Wednesday, April 04, 2007

'Regretting Bush'

That's the title of this post. The writer? A political conservative and an evangelical Christian, Will Hinton. Whether you agree with him or not, like everything Hinton writes, it's interesting.


Charlie said...

I think it would be interesting to look at 2nd-term presidents and see just how many remained popular until the end, especially with their own party. The sort of party unity that happens around elections to get your man in office soon falls apart as various factions try to get the sitting president to embrace their pet projects. At the end of eight years there are bound to be a number of dissatisfied people who feel the president failed them, and the party. He didn't do what they would have done in his place. He squandered his opportunity. He moved the party in the wrong direction, etc.

I don't think this is news. War makes any ordinary presidential term of office all the more damaging to the president. Look at how unpopular Lincoln was before his death. We venerate him now, but "his" war killed hundreds of thousands and literally ripped the nation apart. As a result of the war and his stand on slavery he had very few friends at the end.

In most cases, by the end of 8 years we're glad to see a president leave office. They have become too human. We start off with high hopes, but soon they let us down and we start looking ahead to the next candidate, the next miracle worker, the next messiah. Maybe the problem isn't our political candidates but our own unrealistic expectations of ordinary men and women and their ordinary human limitations.

Mark Daniels said...

There's a lot of wisdom to what you say here and second terms are notoriously difficult for presidents. Only Eisenhower and Reagan of recent chief executives have left office with their popularity intact and Reagan was remarkable for having rebounded after his approval ratings had tanked.

Wars, while they're going on, are generally good for presidential popularity. It's usually only after wars have ended that wartime leaders or their parties are punished at the polls.

Lincoln was subjected to vicious attacks during his tenure, of course.
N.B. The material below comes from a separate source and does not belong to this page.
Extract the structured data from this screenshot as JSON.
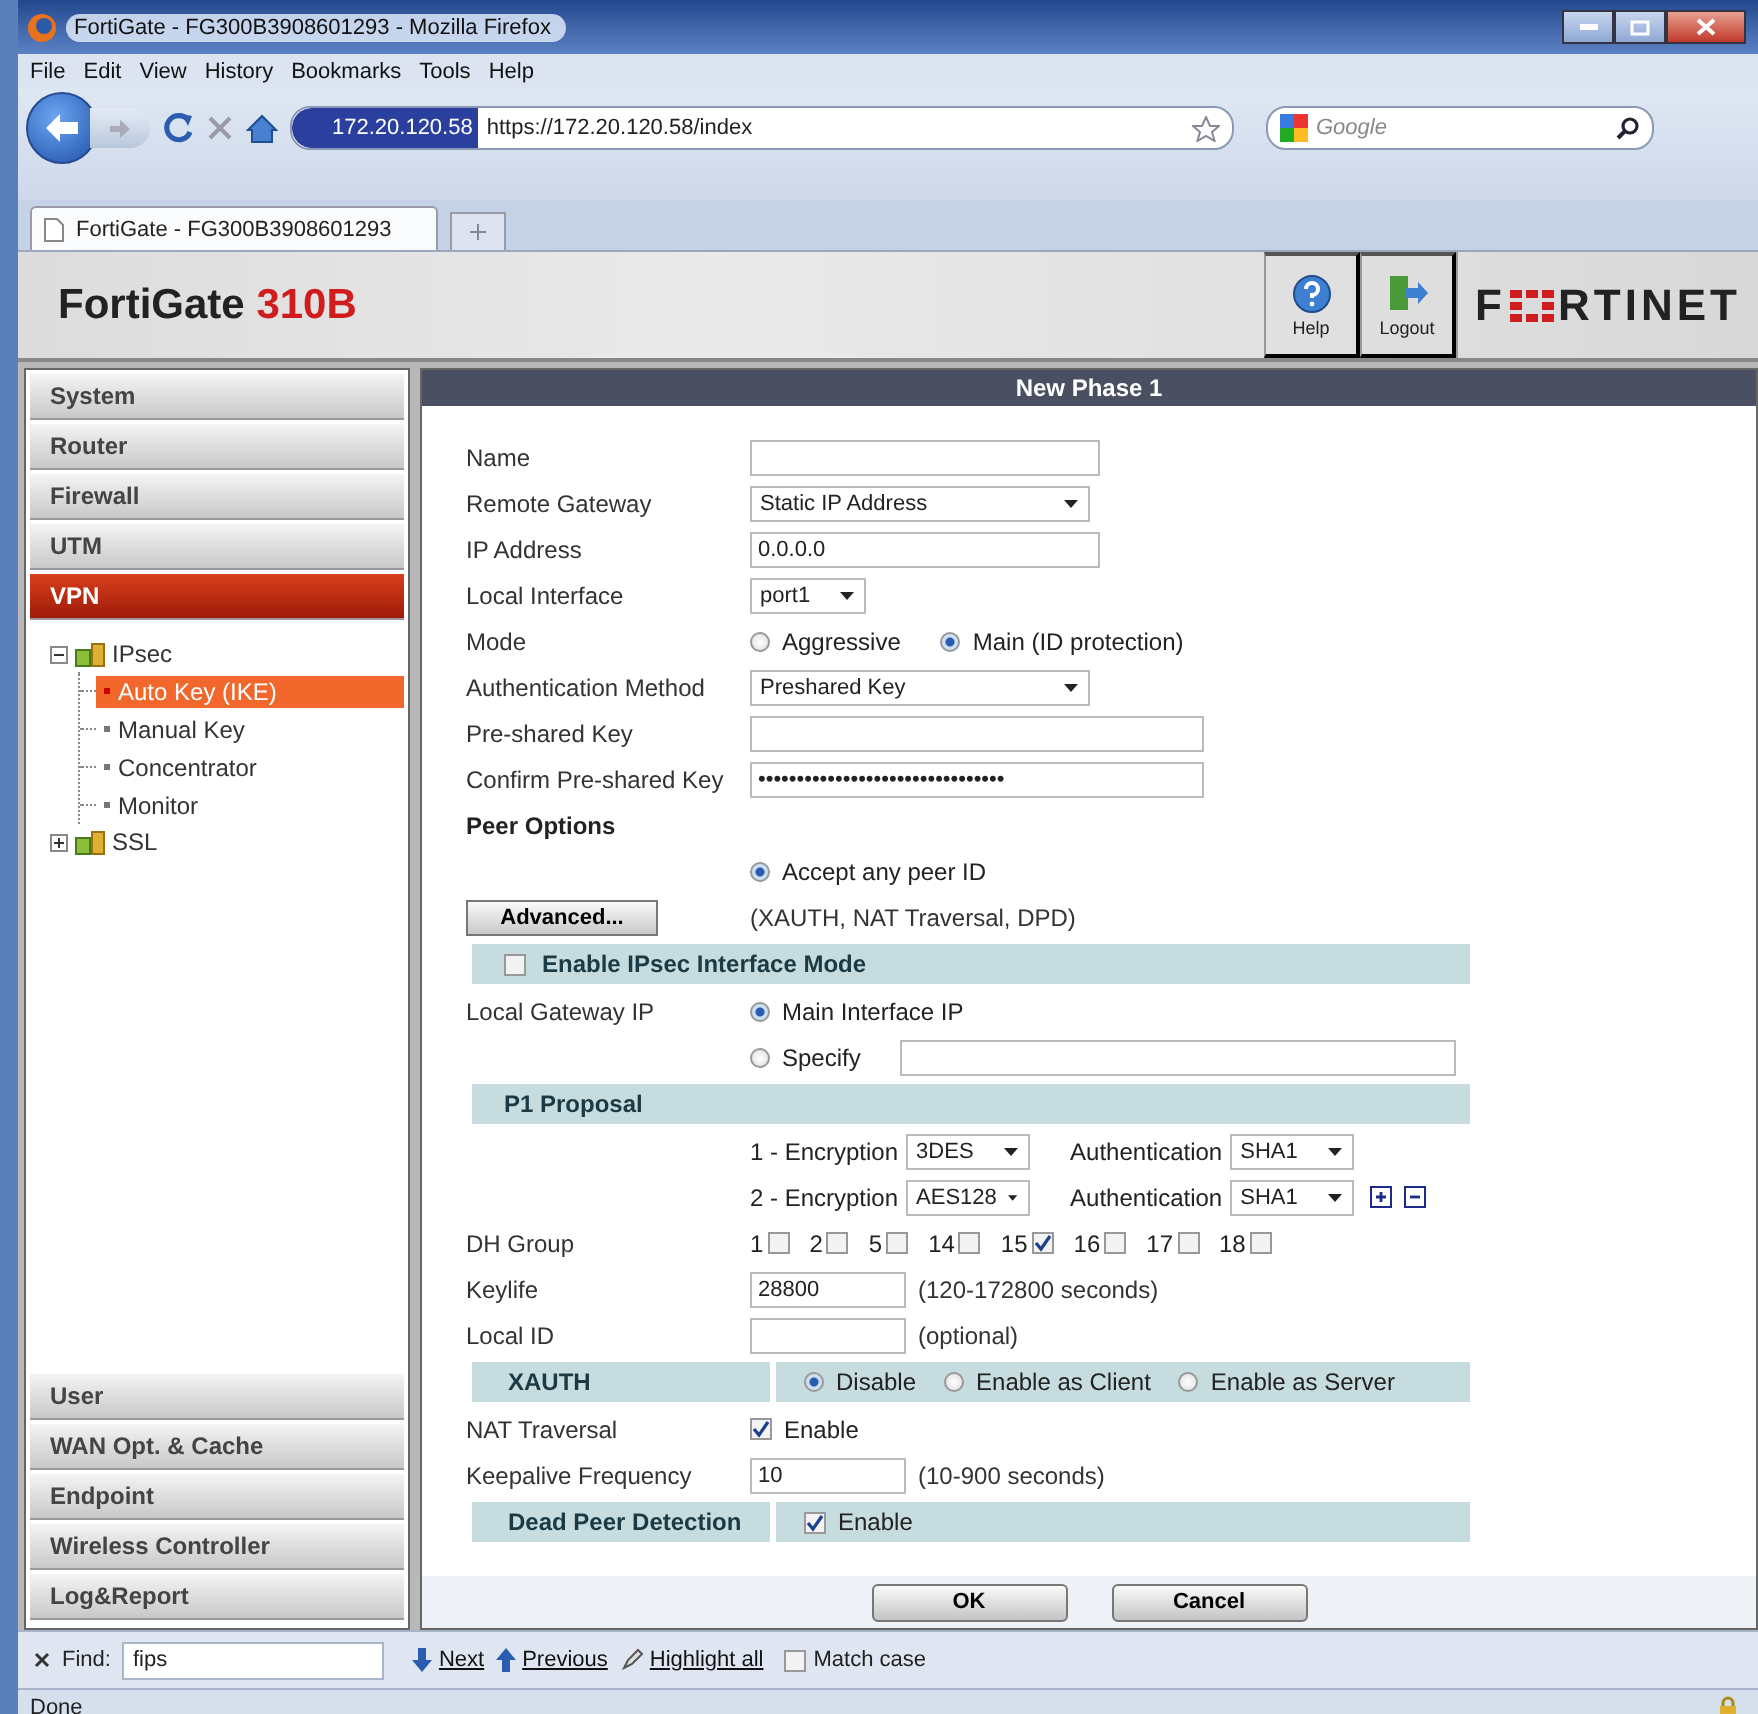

But his performance in the 1864 election indicates that he had broad popular support.

I do think that he would have experienced a significant loss of support after the war had he survived however. The same radical Republican forces who bedeviled Andrew Johnson would have gone after Lincoln and his reconstruction program. The difference might have been that Lincoln was a fantastic politician who already had years of experience in dealing with the radicals. Jefferson was dogmatic and unable to even give the appearance of compromise.
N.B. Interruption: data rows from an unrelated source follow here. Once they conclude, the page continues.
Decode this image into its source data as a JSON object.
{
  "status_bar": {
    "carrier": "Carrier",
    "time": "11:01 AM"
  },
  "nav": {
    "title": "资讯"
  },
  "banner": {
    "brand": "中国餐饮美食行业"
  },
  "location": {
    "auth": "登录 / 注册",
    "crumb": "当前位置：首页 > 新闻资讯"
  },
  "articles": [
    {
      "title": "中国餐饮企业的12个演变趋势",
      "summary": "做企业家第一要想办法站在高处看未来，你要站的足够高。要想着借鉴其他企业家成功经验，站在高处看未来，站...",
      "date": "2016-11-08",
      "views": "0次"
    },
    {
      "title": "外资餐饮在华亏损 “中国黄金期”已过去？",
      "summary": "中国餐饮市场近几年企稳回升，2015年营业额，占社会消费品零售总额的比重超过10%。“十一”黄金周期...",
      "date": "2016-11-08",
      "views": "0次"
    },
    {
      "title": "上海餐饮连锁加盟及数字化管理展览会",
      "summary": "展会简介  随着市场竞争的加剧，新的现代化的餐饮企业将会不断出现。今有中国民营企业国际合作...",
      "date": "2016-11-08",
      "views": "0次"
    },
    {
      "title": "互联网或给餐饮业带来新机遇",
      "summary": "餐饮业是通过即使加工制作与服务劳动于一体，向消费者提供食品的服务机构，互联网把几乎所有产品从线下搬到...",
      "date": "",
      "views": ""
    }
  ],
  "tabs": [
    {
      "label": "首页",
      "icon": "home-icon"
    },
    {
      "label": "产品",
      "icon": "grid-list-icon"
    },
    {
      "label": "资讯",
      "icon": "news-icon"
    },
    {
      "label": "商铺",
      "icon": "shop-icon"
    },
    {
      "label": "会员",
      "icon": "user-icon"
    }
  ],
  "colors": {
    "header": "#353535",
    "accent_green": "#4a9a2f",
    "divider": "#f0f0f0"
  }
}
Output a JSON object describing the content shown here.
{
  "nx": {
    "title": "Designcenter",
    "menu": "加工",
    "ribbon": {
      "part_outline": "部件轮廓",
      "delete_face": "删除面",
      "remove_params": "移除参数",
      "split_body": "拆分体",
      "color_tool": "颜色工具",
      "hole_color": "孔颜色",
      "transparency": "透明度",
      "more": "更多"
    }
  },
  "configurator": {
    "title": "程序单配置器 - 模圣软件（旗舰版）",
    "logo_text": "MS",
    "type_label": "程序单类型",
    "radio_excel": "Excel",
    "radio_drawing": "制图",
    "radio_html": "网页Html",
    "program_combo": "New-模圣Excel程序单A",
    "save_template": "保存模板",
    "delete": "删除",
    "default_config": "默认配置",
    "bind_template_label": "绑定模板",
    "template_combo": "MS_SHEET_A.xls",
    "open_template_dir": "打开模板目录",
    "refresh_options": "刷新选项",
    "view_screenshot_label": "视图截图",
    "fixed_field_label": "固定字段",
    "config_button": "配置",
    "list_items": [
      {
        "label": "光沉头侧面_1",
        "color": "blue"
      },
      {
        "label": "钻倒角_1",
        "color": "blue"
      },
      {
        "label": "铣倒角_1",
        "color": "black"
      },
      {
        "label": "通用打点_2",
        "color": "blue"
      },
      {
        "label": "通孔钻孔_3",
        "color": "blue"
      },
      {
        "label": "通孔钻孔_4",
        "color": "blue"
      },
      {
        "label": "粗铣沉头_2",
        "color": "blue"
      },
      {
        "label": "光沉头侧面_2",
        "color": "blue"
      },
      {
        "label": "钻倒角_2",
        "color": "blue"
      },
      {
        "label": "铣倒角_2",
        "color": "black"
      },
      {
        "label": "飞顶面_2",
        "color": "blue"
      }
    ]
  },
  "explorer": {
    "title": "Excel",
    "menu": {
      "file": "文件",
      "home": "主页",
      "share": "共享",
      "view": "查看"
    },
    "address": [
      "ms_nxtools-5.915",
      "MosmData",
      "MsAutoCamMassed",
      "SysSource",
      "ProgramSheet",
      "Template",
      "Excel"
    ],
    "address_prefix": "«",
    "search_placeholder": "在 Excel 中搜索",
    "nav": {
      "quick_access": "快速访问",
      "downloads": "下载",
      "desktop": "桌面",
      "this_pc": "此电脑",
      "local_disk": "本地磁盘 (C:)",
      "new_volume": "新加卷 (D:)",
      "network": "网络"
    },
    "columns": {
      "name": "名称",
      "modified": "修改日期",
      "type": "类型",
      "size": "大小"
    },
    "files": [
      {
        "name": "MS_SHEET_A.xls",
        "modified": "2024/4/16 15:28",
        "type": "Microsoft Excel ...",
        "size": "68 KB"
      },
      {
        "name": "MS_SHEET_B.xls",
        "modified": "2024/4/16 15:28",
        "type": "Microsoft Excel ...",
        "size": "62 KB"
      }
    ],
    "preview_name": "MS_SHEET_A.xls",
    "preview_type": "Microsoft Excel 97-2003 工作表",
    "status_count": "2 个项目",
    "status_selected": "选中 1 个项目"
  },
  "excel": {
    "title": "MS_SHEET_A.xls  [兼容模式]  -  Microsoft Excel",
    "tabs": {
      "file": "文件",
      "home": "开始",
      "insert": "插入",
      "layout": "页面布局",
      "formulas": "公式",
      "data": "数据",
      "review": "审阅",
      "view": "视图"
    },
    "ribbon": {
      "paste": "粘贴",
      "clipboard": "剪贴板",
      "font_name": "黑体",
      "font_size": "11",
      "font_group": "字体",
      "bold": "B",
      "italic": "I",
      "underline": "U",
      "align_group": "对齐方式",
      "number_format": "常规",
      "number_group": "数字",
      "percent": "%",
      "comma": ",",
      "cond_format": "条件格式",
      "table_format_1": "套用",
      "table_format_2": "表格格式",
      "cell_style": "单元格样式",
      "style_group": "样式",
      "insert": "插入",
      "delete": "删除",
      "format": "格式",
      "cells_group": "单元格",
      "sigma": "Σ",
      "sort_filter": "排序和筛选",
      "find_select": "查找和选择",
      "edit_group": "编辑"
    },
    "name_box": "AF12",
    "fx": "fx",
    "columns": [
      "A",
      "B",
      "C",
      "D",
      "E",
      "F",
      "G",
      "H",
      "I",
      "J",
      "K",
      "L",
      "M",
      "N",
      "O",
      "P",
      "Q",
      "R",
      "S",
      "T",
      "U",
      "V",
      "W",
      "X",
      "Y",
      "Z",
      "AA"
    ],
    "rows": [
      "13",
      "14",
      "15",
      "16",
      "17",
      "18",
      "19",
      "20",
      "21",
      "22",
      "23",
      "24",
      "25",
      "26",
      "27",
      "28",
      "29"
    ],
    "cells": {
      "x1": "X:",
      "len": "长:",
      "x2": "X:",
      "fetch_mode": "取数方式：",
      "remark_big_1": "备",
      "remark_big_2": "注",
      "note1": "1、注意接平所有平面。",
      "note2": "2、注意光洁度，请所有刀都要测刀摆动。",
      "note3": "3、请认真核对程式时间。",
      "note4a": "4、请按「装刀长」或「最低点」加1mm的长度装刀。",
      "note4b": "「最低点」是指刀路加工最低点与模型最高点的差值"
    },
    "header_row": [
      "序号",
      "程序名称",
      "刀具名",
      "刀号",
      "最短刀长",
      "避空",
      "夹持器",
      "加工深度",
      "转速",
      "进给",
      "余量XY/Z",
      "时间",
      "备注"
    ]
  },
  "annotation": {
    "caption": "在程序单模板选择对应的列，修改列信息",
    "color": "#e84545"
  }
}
Given the attack on the United States on September 11, 2001, one might have reasonably expected President Bush to enjoy ongoing support from the American people like that of President Roosevelt following the attack on Pearl Harbor. But that hasn't been the case.
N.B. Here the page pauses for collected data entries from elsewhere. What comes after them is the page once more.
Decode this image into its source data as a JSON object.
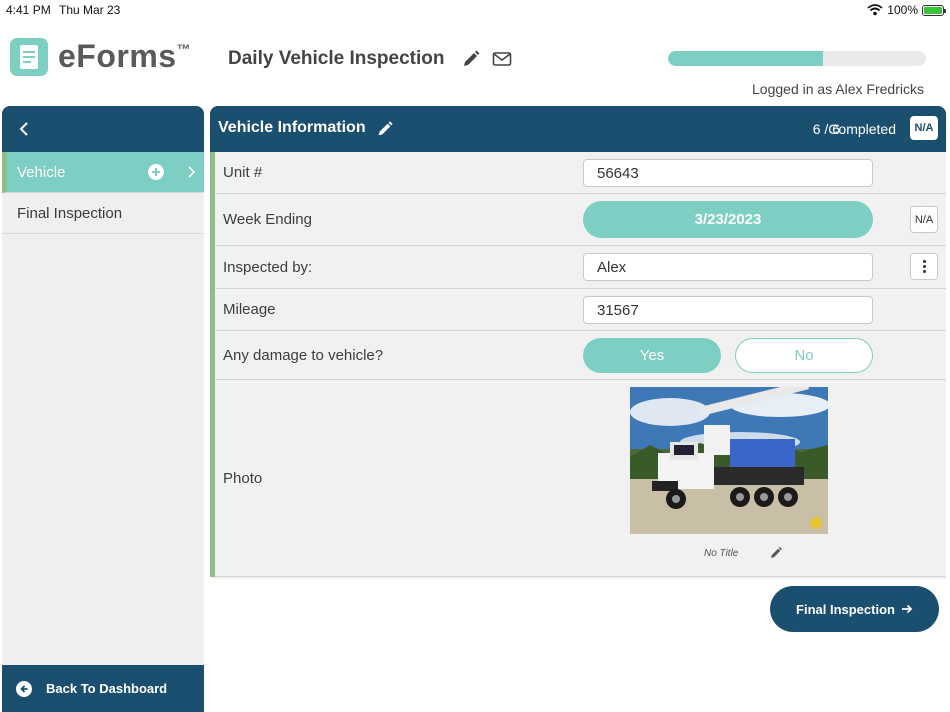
{
  "status_bar": {
    "time": "4:41 PM",
    "date": "Thu Mar 23",
    "battery": "100%"
  },
  "header": {
    "app_name": "eForms",
    "trademark": "™",
    "form_title": "Daily Vehicle Inspection",
    "progress": 0.6,
    "logged_in": "Logged in as Alex Fredricks"
  },
  "sidebar": {
    "items": [
      {
        "label": "Vehicle",
        "active": true
      },
      {
        "label": "Final Inspection",
        "active": false
      }
    ],
    "footer_label": "Back To Dashboard"
  },
  "section": {
    "title": "Vehicle Information",
    "count": "6 / 6",
    "status": "Completed",
    "na_label": "N/A"
  },
  "fields": {
    "unit": {
      "label": "Unit #",
      "value": "56643"
    },
    "week_ending": {
      "label": "Week Ending",
      "value": "3/23/2023",
      "na_label": "N/A"
    },
    "inspected_by": {
      "label": "Inspected by:",
      "value": "Alex"
    },
    "mileage": {
      "label": "Mileage",
      "value": "31567"
    },
    "damage": {
      "label": "Any damage to vehicle?",
      "yes": "Yes",
      "no": "No",
      "selected": "Yes"
    },
    "photo": {
      "label": "Photo",
      "caption": "No Title"
    }
  },
  "next_button": {
    "label": "Final Inspection"
  },
  "colors": {
    "navy": "#1b4f6f",
    "teal": "#7ccfc2",
    "green_accent": "#8fbf85"
  },
  "icons": [
    "wifi-icon",
    "battery-icon",
    "pencil-icon",
    "mail-icon",
    "chevron-left-icon",
    "plus-circle-icon",
    "chevron-right-icon",
    "arrow-left-circle-icon",
    "kebab-icon",
    "arrow-right-icon"
  ]
}
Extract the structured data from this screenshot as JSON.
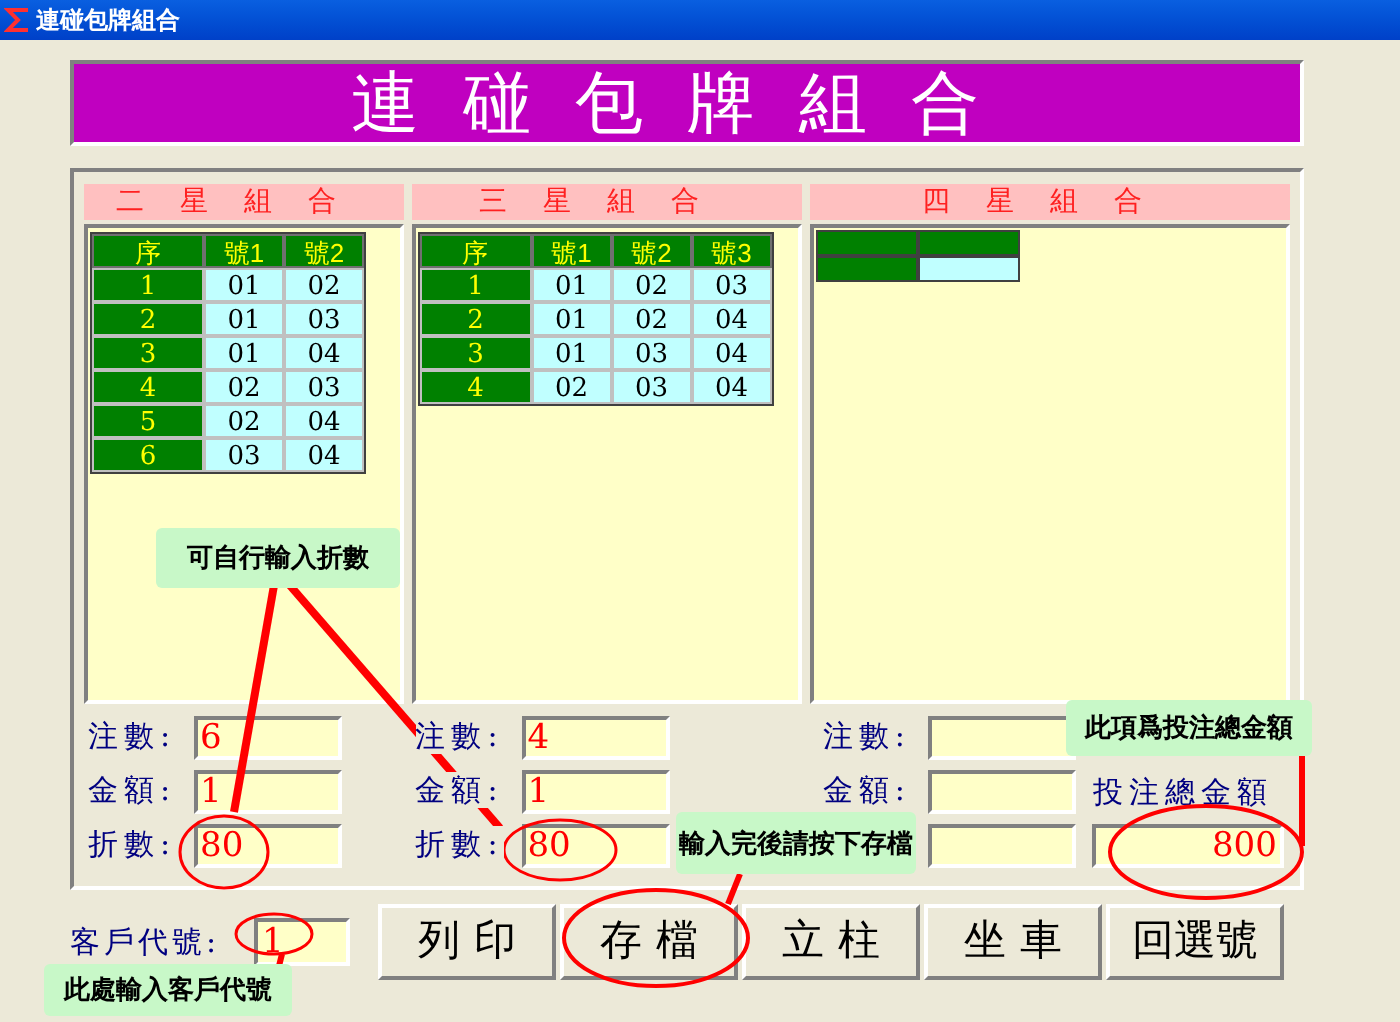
{
  "window": {
    "title": "連碰包牌組合"
  },
  "banner": {
    "title": "連碰包牌組合"
  },
  "sections": [
    {
      "title": "二星組合",
      "kind": "table",
      "columns": [
        "序",
        "號1",
        "號2"
      ],
      "rows": [
        [
          "1",
          "01",
          "02"
        ],
        [
          "2",
          "01",
          "03"
        ],
        [
          "3",
          "01",
          "04"
        ],
        [
          "4",
          "02",
          "03"
        ],
        [
          "5",
          "02",
          "04"
        ],
        [
          "6",
          "03",
          "04"
        ]
      ],
      "fields": [
        {
          "label": "注數:",
          "value": "6"
        },
        {
          "label": "金額:",
          "value": "1"
        },
        {
          "label": "折數:",
          "value": "80"
        }
      ]
    },
    {
      "title": "三星組合",
      "kind": "table",
      "columns": [
        "序",
        "號1",
        "號2",
        "號3"
      ],
      "rows": [
        [
          "1",
          "01",
          "02",
          "03"
        ],
        [
          "2",
          "01",
          "02",
          "04"
        ],
        [
          "3",
          "01",
          "03",
          "04"
        ],
        [
          "4",
          "02",
          "03",
          "04"
        ]
      ],
      "fields": [
        {
          "label": "注數:",
          "value": "4"
        },
        {
          "label": "金額:",
          "value": "1"
        },
        {
          "label": "折數:",
          "value": "80"
        }
      ]
    },
    {
      "title": "四星組合",
      "kind": "empty",
      "fields": [
        {
          "label": "注數:"
        },
        {
          "label": "金額:"
        }
      ],
      "total": {
        "label": "投注總金額",
        "value": "800"
      }
    }
  ],
  "customer": {
    "label": "客戶代號:",
    "value": "1"
  },
  "buttons": [
    "列 印",
    "存 檔",
    "立 柱",
    "坐 車",
    "回選號"
  ],
  "callouts": [
    {
      "text": "可自行輸入折數"
    },
    {
      "text": "輸入完後請按下存檔"
    },
    {
      "text": "此項爲投注總金額"
    },
    {
      "text": "此處輸入客戶代號"
    }
  ]
}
Is the President's low public approval and low approval even within his own party attributable to war weariness? In part, I guess. But many conservatives--including George Will, William Buckley, Joe Scarborough, Tucker Carlson, and others--have opposed the war in Iraq from the beginning. They've described it as Wilsonian. These folks wouldn't be war-weary if they thought that the war was a good idea in the first place.

But they deem the war inconsistent with conservative principles, along with the spending of the past six years. This is where I think conservatives like Will Hinton are coming from.

Thanks, Charlie, for your comments!


Charlie said...

Thank you, Mark. You make a number of good points, as usual. Perhaps the crux of Bush's problem is just as you say, that the war and his interpretations of conservatism have given a number of Republicans doubts about whether Bush is a "true" conservative.